- #1
S S Gautam
- 1
- 0
Homework Statement
I am trying to solve a spring mass system (mass m and constant spring stiffness k) where instead of applied force a displacement is applied as u=sin(ωt) where ω is the frequency and t is the time. I need to find the difference of the total work done and the energy (KE and PE) of the system. The spring constant is k and the mass of the spring is m. The spring is tied at one end and at the other end mass is attached to which the displacement u is applied.
Homework Equations
The equation of motion is m*a(t) + k *u(t) = F(u) where F(u) is the unknown force which depends on the displacement applied u.
The total work done during a time interval Δt is given by ∫[F(u)*du] with limits from t to t + Δt.
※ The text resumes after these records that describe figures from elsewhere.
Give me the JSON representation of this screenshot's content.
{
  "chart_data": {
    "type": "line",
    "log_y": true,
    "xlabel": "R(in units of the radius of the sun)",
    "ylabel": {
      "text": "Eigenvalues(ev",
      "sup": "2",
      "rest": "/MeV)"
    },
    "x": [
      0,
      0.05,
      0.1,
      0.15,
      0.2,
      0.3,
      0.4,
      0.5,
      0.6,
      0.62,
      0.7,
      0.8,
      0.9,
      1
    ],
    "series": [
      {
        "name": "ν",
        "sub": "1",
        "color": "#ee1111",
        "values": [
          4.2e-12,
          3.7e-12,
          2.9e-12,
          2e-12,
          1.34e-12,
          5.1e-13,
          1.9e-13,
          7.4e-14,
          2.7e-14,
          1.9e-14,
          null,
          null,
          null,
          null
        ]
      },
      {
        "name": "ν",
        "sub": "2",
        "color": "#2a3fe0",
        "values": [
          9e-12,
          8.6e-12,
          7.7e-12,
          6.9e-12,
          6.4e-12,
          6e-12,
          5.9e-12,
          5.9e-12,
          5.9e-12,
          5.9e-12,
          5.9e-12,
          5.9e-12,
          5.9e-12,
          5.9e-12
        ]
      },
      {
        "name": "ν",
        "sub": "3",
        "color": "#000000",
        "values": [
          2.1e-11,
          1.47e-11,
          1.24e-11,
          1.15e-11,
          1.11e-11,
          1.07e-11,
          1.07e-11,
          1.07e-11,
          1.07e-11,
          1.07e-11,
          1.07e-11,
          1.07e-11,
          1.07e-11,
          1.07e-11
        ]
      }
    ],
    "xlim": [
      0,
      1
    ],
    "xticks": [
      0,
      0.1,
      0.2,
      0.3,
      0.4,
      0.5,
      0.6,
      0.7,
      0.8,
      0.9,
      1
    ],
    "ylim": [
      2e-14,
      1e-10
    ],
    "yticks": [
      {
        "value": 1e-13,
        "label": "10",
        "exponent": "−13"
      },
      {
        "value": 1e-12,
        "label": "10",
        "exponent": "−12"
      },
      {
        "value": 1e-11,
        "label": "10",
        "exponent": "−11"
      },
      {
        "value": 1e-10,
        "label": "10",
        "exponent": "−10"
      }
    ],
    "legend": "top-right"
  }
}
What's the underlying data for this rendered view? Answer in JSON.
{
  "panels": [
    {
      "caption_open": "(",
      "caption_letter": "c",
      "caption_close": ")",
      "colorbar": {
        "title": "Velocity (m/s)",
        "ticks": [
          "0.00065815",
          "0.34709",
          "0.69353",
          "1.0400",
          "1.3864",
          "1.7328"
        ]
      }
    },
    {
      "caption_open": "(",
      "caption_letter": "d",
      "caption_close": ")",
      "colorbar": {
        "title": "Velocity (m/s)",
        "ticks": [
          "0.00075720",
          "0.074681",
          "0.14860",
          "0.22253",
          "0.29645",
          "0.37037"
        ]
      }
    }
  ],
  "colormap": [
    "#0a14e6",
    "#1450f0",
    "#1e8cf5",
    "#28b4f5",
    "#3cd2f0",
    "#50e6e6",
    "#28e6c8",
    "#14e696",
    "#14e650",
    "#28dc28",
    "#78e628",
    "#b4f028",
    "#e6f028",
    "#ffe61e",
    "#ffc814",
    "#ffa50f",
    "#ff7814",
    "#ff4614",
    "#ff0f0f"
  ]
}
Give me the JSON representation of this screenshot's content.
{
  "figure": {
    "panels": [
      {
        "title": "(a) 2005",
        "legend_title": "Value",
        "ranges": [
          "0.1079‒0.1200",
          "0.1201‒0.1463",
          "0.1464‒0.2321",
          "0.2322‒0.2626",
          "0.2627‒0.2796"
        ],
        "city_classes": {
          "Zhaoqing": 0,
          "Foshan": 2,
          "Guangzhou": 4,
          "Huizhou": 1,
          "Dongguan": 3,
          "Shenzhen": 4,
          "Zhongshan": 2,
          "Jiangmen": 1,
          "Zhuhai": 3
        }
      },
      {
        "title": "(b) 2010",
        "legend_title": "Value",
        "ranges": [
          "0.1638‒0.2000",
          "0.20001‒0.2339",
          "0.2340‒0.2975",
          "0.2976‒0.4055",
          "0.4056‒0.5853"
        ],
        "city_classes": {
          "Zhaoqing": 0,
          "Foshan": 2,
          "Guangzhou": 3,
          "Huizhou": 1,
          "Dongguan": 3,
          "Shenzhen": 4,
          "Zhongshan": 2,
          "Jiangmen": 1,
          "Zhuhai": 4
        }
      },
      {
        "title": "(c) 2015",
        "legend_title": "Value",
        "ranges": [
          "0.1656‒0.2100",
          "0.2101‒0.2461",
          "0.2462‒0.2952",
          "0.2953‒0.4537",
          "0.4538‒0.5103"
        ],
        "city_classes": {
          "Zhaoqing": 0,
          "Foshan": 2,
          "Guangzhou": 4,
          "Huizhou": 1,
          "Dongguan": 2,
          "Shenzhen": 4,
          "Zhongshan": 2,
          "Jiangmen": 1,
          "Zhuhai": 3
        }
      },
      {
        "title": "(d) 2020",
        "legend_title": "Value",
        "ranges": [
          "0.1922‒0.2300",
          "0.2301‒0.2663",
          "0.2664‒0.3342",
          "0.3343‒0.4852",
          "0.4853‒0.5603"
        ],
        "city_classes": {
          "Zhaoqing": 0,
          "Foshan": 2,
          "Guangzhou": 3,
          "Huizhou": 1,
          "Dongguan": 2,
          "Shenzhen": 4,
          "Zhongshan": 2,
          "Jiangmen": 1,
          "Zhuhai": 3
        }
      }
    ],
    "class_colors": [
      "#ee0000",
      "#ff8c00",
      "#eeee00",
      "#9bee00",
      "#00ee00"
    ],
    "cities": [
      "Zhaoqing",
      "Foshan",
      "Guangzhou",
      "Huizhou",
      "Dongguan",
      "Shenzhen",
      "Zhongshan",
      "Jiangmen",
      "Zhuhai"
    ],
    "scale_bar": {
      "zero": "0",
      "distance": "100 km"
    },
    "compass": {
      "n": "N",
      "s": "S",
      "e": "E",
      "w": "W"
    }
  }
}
The total change in the KE (=ΔKE) and PE (=ΔPE) is (I think) given by ΔKE = 0.5*m*(V_t+Δt - V_t)^2 and ΔPE as 0.5*k*(u_t+Δt-u_t)^2.
The Attempt at a Solution
[/B]
Now, since there is no dissipation the total work done, W, from t to t + Δt should be equal to ΔKE+ΔPE i.e. change in KE and PE from t to t + Δt . I am calculating the work done as integral from t to t + Δt of F(u)*du where F(u) = m*a + k*u where a = double derivative of u. The change in KE and PE is computed from the formula ΔKE = 0.5*m*(V_t+Δt - V_t)^2 and ΔPE as 0.5*k*(u_t+Δt-u_t)^2. However, I do not get W = ΔKE+ΔPE. I have also tried getting the ΔKE and ΔPE using the integration from t to t+Δt. Can somebody suggest what is wrong that I am doing.
Your advice, suggestions is highly appreciated.
Thank you.